数据集:https://www.microsoft.com/en-us/download/confirmation.aspx?id=54765
猫和狗的图片各自有12500张。
第一步
整理数据集,查看各类别图片的分辨率,发现猫和狗图片的分辨率都毫无规律,且不少于10种。
import os
import numpy as np
from matplotlib import pyplot as plt
from PIL import Image
dogs_dir = os.listdir(r'D:\kaggle\data\Dog')
cats_dir = os.listdir(r'D:\kaggle\data\Cat')
dog_shapes = []
cat_shapes = []
os.chdir(r'D:\kaggle\data\Dog')
for each in dogs_dir:
img = np.array(Image.open(each))
if img.shape not in dog_shapes:
dog_shapes.append(img.shape)
print('已知狗的图片分辨率有%d种'%(len(dog_shapes)))
if len(dog_shapes) == 10:
print('分辨率不少于10种')
break
print('\n')
os.chdir(r'D:\kaggle\data\Cat')
for each in cats_dir:
img = np.array(Image.open(each))
if img.shape not in cat_shapes:
cat_shapes.append(img.shape)
print('已知猫的图片分辨率有%d种'%(len(cat_shapes)))
if len(cat_shapes) == 10:
print('分辨率不少于10种')
break
第二步
数据预处理(裁剪,筛选,洗牌),然后保存成.npy文件,有些图片只有一个通道,所以没有选入数据集(大概60张左右,影响不大)。
import numpy as np
import os
from PIL import Image
from matplotlib import pyplot as plt
from sklearn.utils import shuffle
import warnings
warnings.filterwarnings("error", category=UserWarning)#捕获警告
dogs_dir = os.listdir(r'D:\kaggle\data\Dog')
cats_dir = os.listdir(r'D:\kaggle\data\Cat')

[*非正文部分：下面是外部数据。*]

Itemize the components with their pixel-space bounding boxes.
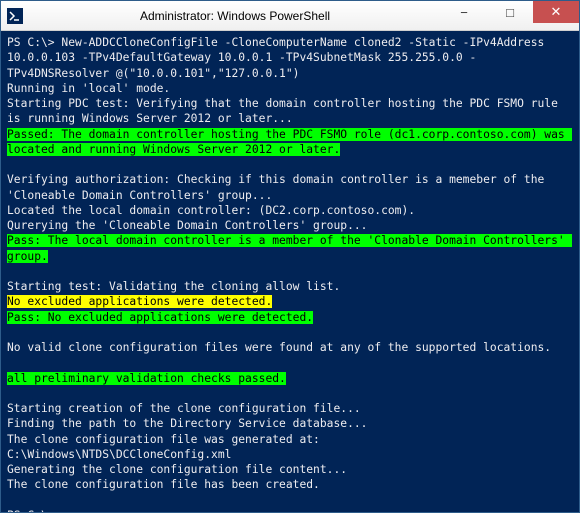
window-title: Administrator: Windows PowerShell <box>29 9 441 23</box>
terminal-line: Starting test: Validating the cloning al… <box>7 279 573 294</box>
terminal-blank-line <box>7 264 573 279</box>
terminal-blank-line <box>7 325 573 340</box>
terminal-line: Generating the clone configuration file … <box>7 462 573 477</box>
terminal-line: Passed: The domain controller hosting th… <box>7 127 573 158</box>
terminal-line: PS C:\> New-ADDCCloneConfigFile -CloneCo… <box>7 35 573 81</box>
window-controls: − □ ✕ <box>441 1 579 30</box>
terminal-line: Qurerying the 'Cloneable Domain Controll… <box>7 218 573 233</box>
terminal-line: Verifying authorization: Checking if thi… <box>7 172 573 203</box>
terminal-line: C:\Windows\NTDS\DCCloneConfig.xml <box>7 447 573 462</box>
powershell-window: Administrator: Windows PowerShell − □ ✕ … <box>0 0 580 513</box>
close-button[interactable]: ✕ <box>533 1 579 23</box>
terminal-line: Starting PDC test: Verifying that the do… <box>7 96 573 127</box>
terminal-blank-line <box>7 493 573 508</box>
terminal-line: PS C:\> <box>7 508 573 512</box>
terminal-line: Pass: No excluded applications were dete… <box>7 310 573 325</box>
powershell-icon <box>7 8 23 24</box>
maximize-icon: □ <box>506 5 514 20</box>
terminal-line: Pass: The local domain controller is a m… <box>7 233 573 264</box>
terminal-line: The clone configuration file has been cr… <box>7 477 573 492</box>
terminal-line: Starting creation of the clone configura… <box>7 401 573 416</box>
pass-highlight: Pass: The local domain controller is a m… <box>7 234 572 262</box>
pass-highlight: all preliminary validation checks passed… <box>7 372 286 385</box>
terminal-line: all preliminary validation checks passed… <box>7 371 573 386</box>
terminal-line: No excluded applications were detected. <box>7 294 573 309</box>
terminal-line: Located the local domain controller: (DC… <box>7 203 573 218</box>
titlebar[interactable]: Administrator: Windows PowerShell − □ ✕ <box>1 1 579 31</box>
close-icon: ✕ <box>551 4 562 20</box>
pass-highlight: Passed: The domain controller hosting th… <box>7 128 572 156</box>
minimize-button[interactable]: − <box>441 1 487 23</box>
terminal-line: Running in 'local' mode. <box>7 81 573 96</box>
terminal-line: No valid clone configuration files were … <box>7 340 573 355</box>
minimize-icon: − <box>460 5 468 20</box>
terminal-line: The clone configuration file was generat… <box>7 432 573 447</box>
terminal-output[interactable]: PS C:\> New-ADDCCloneConfigFile -CloneCo… <box>1 31 579 512</box>
pass-highlight: Pass: No excluded applications were dete… <box>7 311 313 324</box>
maximize-button[interactable]: □ <box>487 1 533 23</box>
terminal-blank-line <box>7 157 573 172</box>
terminal-blank-line <box>7 386 573 401</box>
terminal-line: Finding the path to the Directory Servic… <box>7 416 573 431</box>
terminal-blank-line <box>7 355 573 370</box>
warn-highlight: No excluded applications were detected. <box>7 295 272 308</box>
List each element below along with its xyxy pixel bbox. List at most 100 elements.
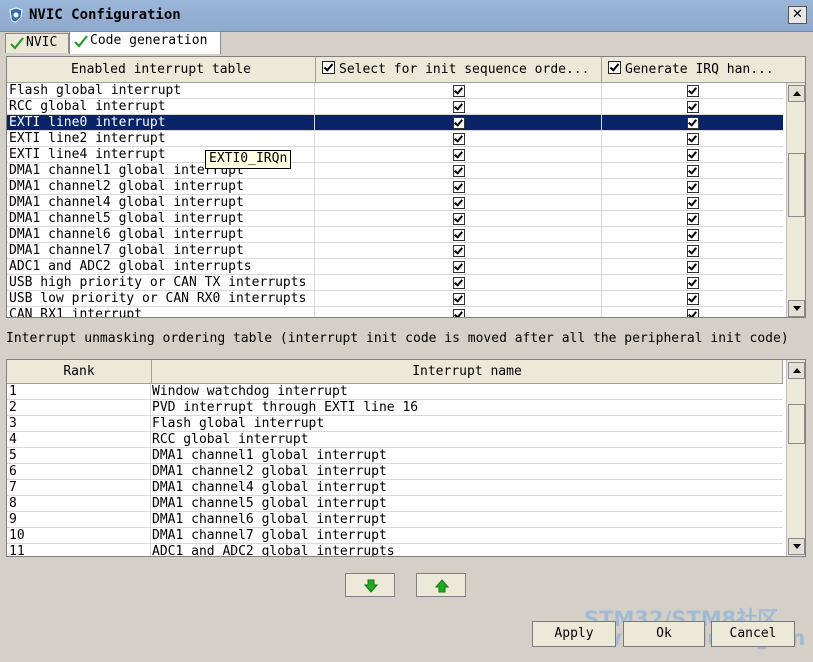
table-row[interactable]: ADC1 and ADC2 global interrupts — [7, 259, 783, 275]
init-sequence-checkbox[interactable] — [453, 165, 465, 177]
table-row[interactable]: 11 ADC1 and ADC2 global interrupts — [7, 544, 783, 557]
column-header-generate-irq[interactable]: Generate IRQ han... — [602, 57, 805, 83]
init-sequence-checkbox[interactable] — [453, 245, 465, 257]
column-header-init-sequence[interactable]: Select for init sequence orde... — [316, 57, 602, 83]
table-row[interactable]: 1 Window watchdog interrupt — [7, 384, 783, 400]
vertical-scrollbar[interactable] — [786, 360, 805, 556]
close-button[interactable]: ✕ — [788, 6, 807, 24]
generate-irq-checkbox[interactable] — [687, 229, 699, 241]
generate-irq-checkbox[interactable] — [687, 245, 699, 257]
init-sequence-checkbox[interactable] — [453, 213, 465, 225]
rank-cell: 8 — [9, 496, 17, 511]
table-row[interactable]: 2 PVD interrupt through EXTI line 16 — [7, 400, 783, 416]
generate-irq-checkbox[interactable] — [687, 165, 699, 177]
column-header-interrupt-name[interactable]: Interrupt name — [152, 360, 783, 384]
init-sequence-checkbox[interactable] — [453, 277, 465, 289]
generate-irq-checkbox[interactable] — [687, 101, 699, 113]
column-header-rank[interactable]: Rank — [7, 360, 152, 384]
rank-cell: 2 — [9, 400, 17, 415]
table-row[interactable]: USB low priority or CAN RX0 interrupts — [7, 291, 783, 307]
generate-irq-checkbox[interactable] — [687, 149, 699, 161]
tab-code-generation[interactable]: Code generation — [69, 31, 221, 54]
generate-irq-checkbox[interactable] — [687, 277, 699, 289]
table-row[interactable]: EXTI line0 interrupt — [7, 115, 783, 131]
interrupt-name-cell: ADC1 and ADC2 global interrupts — [152, 544, 395, 557]
table-row[interactable]: DMA1 channel6 global interrupt — [7, 227, 783, 243]
table-row[interactable]: 4 RCC global interrupt — [7, 432, 783, 448]
table-row[interactable]: EXTI line4 interrupt — [7, 147, 783, 163]
init-sequence-checkbox[interactable] — [453, 293, 465, 305]
table-row[interactable]: 9 DMA1 channel6 global interrupt — [7, 512, 783, 528]
window-title: NVIC Configuration — [29, 7, 181, 23]
scroll-down-button[interactable] — [788, 300, 805, 317]
generate-irq-checkbox[interactable] — [687, 117, 699, 129]
scroll-up-button[interactable] — [788, 85, 805, 102]
scroll-down-button[interactable] — [788, 538, 805, 555]
generate-irq-checkbox[interactable] — [687, 309, 699, 317]
rank-cell: 3 — [9, 416, 17, 431]
move-down-button[interactable] — [345, 573, 395, 597]
interrupt-name: DMA1 channel7 global interrupt — [9, 243, 315, 259]
init-sequence-checkbox[interactable] — [453, 309, 465, 317]
scroll-thumb[interactable] — [788, 153, 805, 217]
column-header-interrupt[interactable]: Enabled interrupt table — [7, 57, 316, 83]
generate-irq-checkbox[interactable] — [687, 85, 699, 97]
generate-irq-checkbox[interactable] — [687, 133, 699, 145]
scroll-thumb[interactable] — [788, 404, 805, 444]
interrupt-name-cell: DMA1 channel5 global interrupt — [152, 496, 387, 511]
column-header-label: Enabled interrupt table — [70, 62, 251, 77]
interrupt-name: EXTI line2 interrupt — [9, 131, 315, 147]
init-sequence-checkbox[interactable] — [453, 117, 465, 129]
generate-irq-checkbox[interactable] — [687, 213, 699, 225]
table-row[interactable]: 8 DMA1 channel5 global interrupt — [7, 496, 783, 512]
generate-irq-checkbox[interactable] — [687, 261, 699, 273]
init-sequence-checkbox[interactable] — [453, 133, 465, 145]
init-sequence-checkbox[interactable] — [453, 197, 465, 209]
table-row[interactable]: DMA1 channel4 global interrupt — [7, 195, 783, 211]
ok-button[interactable]: Ok — [623, 621, 705, 647]
table-row[interactable]: 10 DMA1 channel7 global interrupt — [7, 528, 783, 544]
generate-irq-checkbox[interactable] — [687, 197, 699, 209]
table-row[interactable]: EXTI line2 interrupt — [7, 131, 783, 147]
table-row[interactable]: DMA1 channel2 global interrupt — [7, 179, 783, 195]
header-checkbox[interactable] — [608, 61, 621, 74]
table-row[interactable]: 5 DMA1 channel1 global interrupt — [7, 448, 783, 464]
interrupt-name: DMA1 channel6 global interrupt — [9, 227, 315, 243]
column-header-label: Generate IRQ han... — [625, 62, 774, 77]
interrupt-name: ADC1 and ADC2 global interrupts — [9, 259, 315, 275]
table-row[interactable]: USB high priority or CAN TX interrupts — [7, 275, 783, 291]
init-sequence-checkbox[interactable] — [453, 181, 465, 193]
cancel-button[interactable]: Cancel — [711, 621, 795, 647]
interrupt-name: USB low priority or CAN RX0 interrupts — [9, 291, 315, 307]
header-checkbox[interactable] — [322, 61, 335, 74]
table-row[interactable]: 3 Flash global interrupt — [7, 416, 783, 432]
init-sequence-checkbox[interactable] — [453, 229, 465, 241]
move-up-button[interactable] — [416, 573, 466, 597]
table-row[interactable]: RCC global interrupt — [7, 99, 783, 115]
table-row[interactable]: DMA1 channel5 global interrupt — [7, 211, 783, 227]
apply-button[interactable]: Apply — [532, 621, 616, 647]
arrow-down-icon — [364, 579, 378, 593]
init-sequence-checkbox[interactable] — [453, 261, 465, 273]
table-row[interactable]: Flash global interrupt — [7, 83, 783, 99]
table-row[interactable]: CAN RX1 interrupt — [7, 307, 783, 317]
table-row[interactable]: 7 DMA1 channel4 global interrupt — [7, 480, 783, 496]
table-row[interactable]: DMA1 channel1 global interrupt — [7, 163, 783, 179]
generate-irq-checkbox[interactable] — [687, 181, 699, 193]
init-sequence-checkbox[interactable] — [453, 149, 465, 161]
interrupt-name: RCC global interrupt — [9, 99, 315, 115]
interrupt-name: DMA1 channel2 global interrupt — [9, 179, 315, 195]
tab-nvic[interactable]: NVIC — [5, 33, 69, 53]
vertical-scrollbar[interactable] — [786, 83, 805, 317]
table-row[interactable]: 6 DMA1 channel2 global interrupt — [7, 464, 783, 480]
column-header-label: Rank — [63, 364, 95, 379]
generate-irq-checkbox[interactable] — [687, 293, 699, 305]
init-sequence-checkbox[interactable] — [453, 85, 465, 97]
rank-cell: 10 — [9, 528, 25, 543]
table-row[interactable]: DMA1 channel7 global interrupt — [7, 243, 783, 259]
ordering-section-label: Interrupt unmasking ordering table (inte… — [6, 331, 789, 346]
rank-cell: 4 — [9, 432, 17, 447]
scroll-up-button[interactable] — [788, 362, 805, 379]
arrow-up-icon — [435, 579, 449, 593]
init-sequence-checkbox[interactable] — [453, 101, 465, 113]
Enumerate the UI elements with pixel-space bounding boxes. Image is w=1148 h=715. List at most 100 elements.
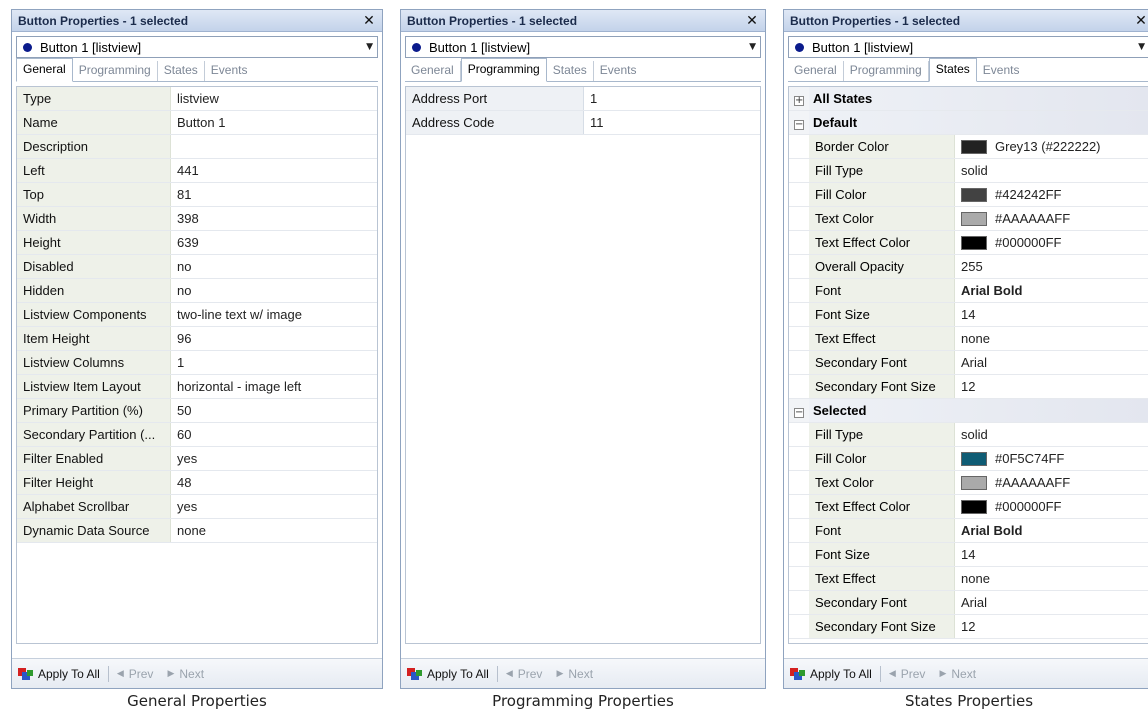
property-row-hidden[interactable]: Hidden no <box>17 279 377 303</box>
property-value[interactable]: 1 <box>584 91 760 106</box>
state-row-font-size[interactable]: Font Size 14 <box>789 303 1148 327</box>
prev-button[interactable]: ◀ Prev <box>506 667 543 681</box>
tab-programming[interactable]: Programming <box>460 58 547 82</box>
property-row-filter-height[interactable]: Filter Height 48 <box>17 471 377 495</box>
property-row-description[interactable]: Description <box>17 135 377 159</box>
state-row-text-effect[interactable]: Text Effect none <box>789 567 1148 591</box>
close-icon[interactable]: ✕ <box>1134 14 1148 28</box>
property-value[interactable]: #424242FF <box>955 187 1148 202</box>
property-value[interactable]: #000000FF <box>955 499 1148 514</box>
property-value[interactable]: none <box>955 331 1148 346</box>
property-value[interactable]: 639 <box>171 235 377 250</box>
tab-programming[interactable]: Programming <box>73 61 158 81</box>
group-row-selected[interactable]: − Selected <box>789 399 1148 423</box>
tab-general[interactable]: General <box>788 61 844 81</box>
property-value[interactable]: 12 <box>955 619 1148 634</box>
property-value[interactable]: 441 <box>171 163 377 178</box>
prev-button[interactable]: ◀ Prev <box>117 667 154 681</box>
plus-box-icon[interactable]: + <box>789 92 809 106</box>
property-value[interactable]: 48 <box>171 475 377 490</box>
property-value[interactable]: Arial Bold <box>955 523 1148 538</box>
property-value[interactable]: 96 <box>171 331 377 346</box>
state-row-text-effect[interactable]: Text Effect none <box>789 327 1148 351</box>
state-row-overall-opacity[interactable]: Overall Opacity 255 <box>789 255 1148 279</box>
property-value[interactable]: #AAAAAAFF <box>955 211 1148 226</box>
tab-general[interactable]: General <box>405 61 461 81</box>
apply-to-all-button[interactable]: Apply To All <box>407 667 489 681</box>
property-value[interactable]: #AAAAAAFF <box>955 475 1148 490</box>
property-value[interactable]: 60 <box>171 427 377 442</box>
prev-button[interactable]: ◀ Prev <box>889 667 926 681</box>
state-row-font[interactable]: Font Arial Bold <box>789 279 1148 303</box>
property-row-height[interactable]: Height 639 <box>17 231 377 255</box>
state-row-text-effect-color[interactable]: Text Effect Color #000000FF <box>789 495 1148 519</box>
property-value[interactable]: 1 <box>171 355 377 370</box>
property-value[interactable]: Button 1 <box>171 115 377 130</box>
state-row-secondary-font[interactable]: Secondary Font Arial <box>789 351 1148 375</box>
minus-box-icon[interactable]: − <box>789 116 809 130</box>
group-row-default[interactable]: − Default <box>789 111 1148 135</box>
property-row-width[interactable]: Width 398 <box>17 207 377 231</box>
tab-states[interactable]: States <box>158 61 205 81</box>
property-value[interactable]: #000000FF <box>955 235 1148 250</box>
color-swatch[interactable] <box>961 187 987 202</box>
property-value[interactable]: Arial Bold <box>955 283 1148 298</box>
color-swatch[interactable] <box>961 139 987 154</box>
property-row-listview-columns[interactable]: Listview Columns 1 <box>17 351 377 375</box>
property-value[interactable]: yes <box>171 499 377 514</box>
tab-programming[interactable]: Programming <box>844 61 929 81</box>
property-value[interactable]: 12 <box>955 379 1148 394</box>
state-row-secondary-font[interactable]: Secondary Font Arial <box>789 591 1148 615</box>
property-row-alphabet-scrollbar[interactable]: Alphabet Scrollbar yes <box>17 495 377 519</box>
property-value[interactable]: 81 <box>171 187 377 202</box>
property-row-item-height[interactable]: Item Height 96 <box>17 327 377 351</box>
property-value[interactable]: listview <box>171 91 377 106</box>
chevron-down-icon[interactable]: ▼ <box>1138 42 1145 52</box>
property-value[interactable]: 14 <box>955 547 1148 562</box>
apply-to-all-button[interactable]: Apply To All <box>18 667 100 681</box>
property-row-primary-partition[interactable]: Primary Partition (%) 50 <box>17 399 377 423</box>
object-selector[interactable]: Button 1 [listview] ▼ <box>788 36 1148 58</box>
property-value[interactable]: 50 <box>171 403 377 418</box>
property-row-address-code[interactable]: Address Code 11 <box>406 111 760 135</box>
property-value[interactable]: yes <box>171 451 377 466</box>
color-swatch[interactable] <box>961 211 987 226</box>
property-row-name[interactable]: Name Button 1 <box>17 111 377 135</box>
property-row-listview-components[interactable]: Listview Components two-line text w/ imag… <box>17 303 377 327</box>
state-row-text-color[interactable]: Text Color #AAAAAAFF <box>789 471 1148 495</box>
color-swatch[interactable] <box>961 451 987 466</box>
apply-to-all-button[interactable]: Apply To All <box>790 667 872 681</box>
property-value[interactable]: two-line text w/ image <box>171 307 377 322</box>
property-value[interactable]: solid <box>955 163 1148 178</box>
next-button[interactable]: ▶ Next <box>167 667 204 681</box>
property-value[interactable]: none <box>955 571 1148 586</box>
property-row-left[interactable]: Left 441 <box>17 159 377 183</box>
state-row-fill-color[interactable]: Fill Color #0F5C74FF <box>789 447 1148 471</box>
state-row-font[interactable]: Font Arial Bold <box>789 519 1148 543</box>
state-row-secondary-font-size[interactable]: Secondary Font Size 12 <box>789 615 1148 639</box>
property-row-address-port[interactable]: Address Port 1 <box>406 87 760 111</box>
tab-events[interactable]: Events <box>594 61 643 81</box>
group-row-all-states[interactable]: + All States <box>789 87 1148 111</box>
next-button[interactable]: ▶ Next <box>939 667 976 681</box>
property-row-dynamic-data-source[interactable]: Dynamic Data Source none <box>17 519 377 543</box>
chevron-down-icon[interactable]: ▼ <box>749 42 756 52</box>
property-row-secondary-partition[interactable]: Secondary Partition (... 60 <box>17 423 377 447</box>
chevron-down-icon[interactable]: ▼ <box>366 42 373 52</box>
color-swatch[interactable] <box>961 235 987 250</box>
object-selector[interactable]: Button 1 [listview] ▼ <box>16 36 378 58</box>
property-value[interactable]: none <box>171 523 377 538</box>
next-button[interactable]: ▶ Next <box>556 667 593 681</box>
close-icon[interactable]: ✕ <box>745 14 759 28</box>
state-row-fill-color[interactable]: Fill Color #424242FF <box>789 183 1148 207</box>
minus-box-icon[interactable]: − <box>789 404 809 418</box>
state-row-fill-type[interactable]: Fill Type solid <box>789 423 1148 447</box>
property-row-type[interactable]: Type listview <box>17 87 377 111</box>
property-value[interactable]: no <box>171 259 377 274</box>
state-row-text-color[interactable]: Text Color #AAAAAAFF <box>789 207 1148 231</box>
state-row-text-effect-color[interactable]: Text Effect Color #000000FF <box>789 231 1148 255</box>
property-value[interactable]: 14 <box>955 307 1148 322</box>
property-value[interactable]: 11 <box>584 115 760 130</box>
property-value[interactable]: Arial <box>955 595 1148 610</box>
property-value[interactable]: #0F5C74FF <box>955 451 1148 466</box>
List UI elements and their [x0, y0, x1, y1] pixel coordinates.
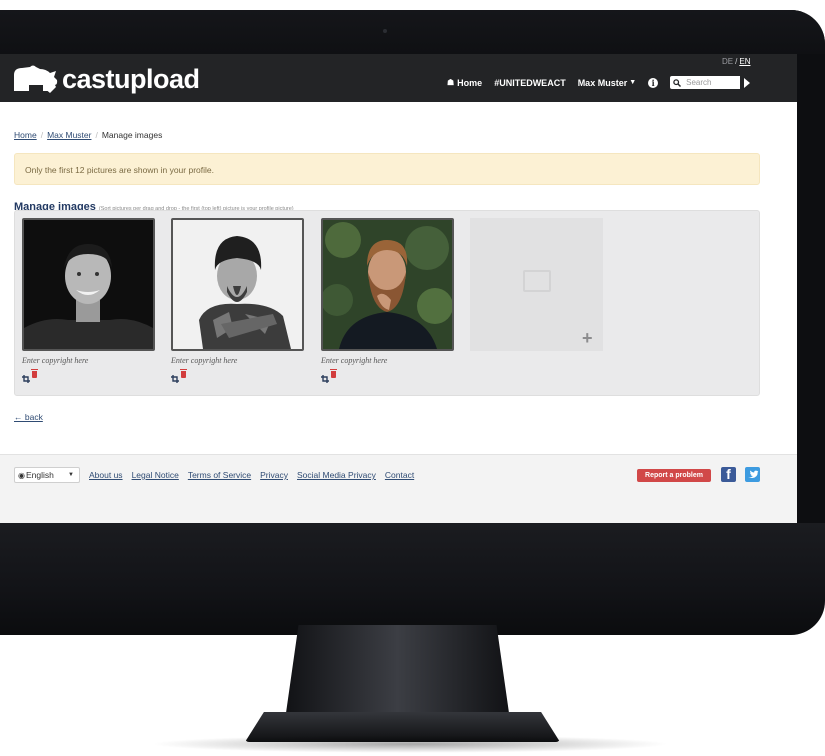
breadcrumb-divider: / [40, 130, 44, 140]
nav-home-label: Home [457, 77, 483, 88]
monitor-bezel: DE / EN castupload ☗ Home #UNITEDWEACT M… [0, 10, 825, 635]
search-box [670, 76, 751, 89]
image-actions [171, 368, 304, 383]
footer-link-contact[interactable]: Contact [385, 470, 414, 480]
monitor-bezel-top [0, 10, 825, 54]
footer-link-social-privacy[interactable]: Social Media Privacy [297, 470, 376, 480]
facebook-icon[interactable]: f [721, 467, 736, 482]
image-placeholder-icon [523, 270, 551, 292]
search-input[interactable] [684, 76, 741, 89]
breadcrumb-current: Manage images [101, 130, 163, 140]
profile-photo[interactable] [171, 218, 304, 351]
info-alert: Only the first 12 pictures are shown in … [14, 153, 760, 185]
footer-link-about[interactable]: About us [89, 470, 123, 480]
footer-link-legal[interactable]: Legal Notice [132, 470, 179, 480]
footer-link-terms[interactable]: Terms of Service [188, 470, 251, 480]
report-problem-button[interactable]: Report a problem [637, 469, 711, 482]
search-icon[interactable] [670, 76, 685, 89]
image-actions [22, 368, 155, 383]
webcam [383, 29, 387, 33]
browser-screen: DE / EN castupload ☗ Home #UNITEDWEACT M… [0, 54, 797, 523]
language-switch: DE / EN [722, 57, 750, 66]
breadcrumb-user[interactable]: Max Muster [47, 130, 91, 140]
nav-user-label: Max Muster [577, 77, 628, 88]
image-card[interactable]: Enter copyright here [22, 218, 155, 383]
logo-text: castupload [62, 63, 200, 94]
nav-home[interactable]: ☗ Home [447, 78, 482, 88]
copyright-input[interactable]: Enter copyright here [321, 356, 454, 365]
nav-user-menu[interactable]: Max Muster ▼ [578, 78, 636, 88]
globe-icon: ◉ [18, 470, 25, 480]
profile-photo[interactable] [321, 218, 454, 351]
image-card[interactable]: Enter copyright here [321, 218, 454, 383]
copyright-input[interactable]: Enter copyright here [22, 356, 155, 365]
chevron-down-icon: ▼ [629, 79, 637, 86]
trash-icon[interactable] [330, 368, 337, 378]
monitor-chin [0, 523, 825, 635]
floor-shadow [150, 735, 670, 753]
main-nav: ☗ Home #UNITEDWEACT Max Muster ▼ i [447, 76, 751, 89]
nav-unitedweact[interactable]: #UNITEDWEACT [494, 78, 566, 88]
copyright-input[interactable]: Enter copyright here [171, 356, 304, 365]
lang-en-link[interactable]: EN [739, 57, 750, 66]
language-select[interactable]: ◉ English ▼ [14, 467, 80, 483]
chevron-down-icon: ▼ [68, 472, 74, 478]
plus-icon[interactable]: + [582, 329, 593, 347]
top-navbar: DE / EN castupload ☗ Home #UNITEDWEACT M… [0, 54, 797, 102]
image-gallery: Enter copyright here Enter copyright her… [14, 210, 760, 396]
image-actions [321, 368, 454, 383]
profile-photo[interactable] [22, 218, 155, 351]
caret-right-icon[interactable] [744, 77, 751, 88]
footer-links: About us Legal Notice Terms of Service P… [89, 470, 423, 480]
twitter-icon[interactable] [745, 467, 760, 482]
breadcrumb-divider: / [95, 130, 98, 140]
language-select-value: English [25, 470, 54, 480]
breadcrumb: Home / Max Muster / Manage images [14, 130, 162, 140]
lang-separator: / [735, 57, 738, 66]
home-icon: ☗ [447, 78, 455, 87]
trash-icon[interactable] [180, 368, 187, 378]
crop-icon[interactable] [171, 370, 179, 383]
back-link[interactable]: ← back [14, 412, 43, 422]
site-logo[interactable]: castupload [10, 63, 200, 95]
footer-link-privacy[interactable]: Privacy [260, 470, 288, 480]
image-card[interactable]: Enter copyright here [171, 218, 304, 383]
crop-icon[interactable] [22, 370, 30, 383]
monitor-stand-neck [285, 625, 510, 720]
breadcrumb-home[interactable]: Home [14, 130, 37, 140]
crop-icon[interactable] [321, 370, 329, 383]
trash-icon[interactable] [31, 368, 38, 378]
nav-unitedweact-label: #UNITEDWEACT [494, 77, 566, 88]
add-image-tile[interactable]: + [470, 218, 603, 351]
lang-de-link[interactable]: DE [722, 57, 733, 66]
footer: ◉ English ▼ About us Legal Notice Terms … [0, 454, 797, 523]
info-circle-icon[interactable]: i [648, 77, 659, 88]
rhino-logo-icon [10, 63, 60, 95]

#训练集 11961:111935 测试集 498:500 狗:猫
#猫的标签[1,0] 狗的标签[0,1]
train_batches = []
train_labels = []
test_batches = []
test_labels = []
os.chdir(r'D:\kaggle\data\Dog')
for idx,each in enumerate(dogs_dir):
try:
img = Image.open(each)
img = np.array(img.resize((224,224),Image.ANTIALIAS))
except:
plt.imshow(img)
plt.show()
if img.shape !=(224,224,3):
continue
if idx >= 12000:
test_batches.append(img)
test_labels.append(np.array([0,1]))
if (idx+1) %100 == 0:
print('狗图片的测试集已完成:{:.2f}%'.format((len(test_batches)/500)*100))
else:
train_batches.append(img)
train_labels.append(np.array([0,1]))
if (idx+1) %100 == 0:
print('狗图片的训练集已完成:{:.2f}%'.format((len(train_batches)/12000)*100))
print('\n')
os.chdir(r'D:\kaggle\data\Cat')
for idx,each in enumerate(cats_dir):
try:
img = Image.open(each)
img = np.array(img.resize((224,224),Image.ANTIALIAS))
except:
plt.imshow(img)
plt.show()
if img.shape !=(224,224,3):
continue
if idx >= 12000:
test_batches.append(img)
test_labels.append(np.array([1,0]))
if (idx+1) %100 == 0:
print('猫图片的测试集已完成:{:.2f}%'.format(((len(test_batches)-500)/500)*100))
else:
train_batches.append(img)
train_labels.append(np.array([1,0]))
if (idx+1) %100 == 0:
print('猫图片的训练集已完成:{:.2f}%'.format(((len(train_batches)-12000)/12000)*100))
#打乱数据
train = shuffle(train_batches,train_labels)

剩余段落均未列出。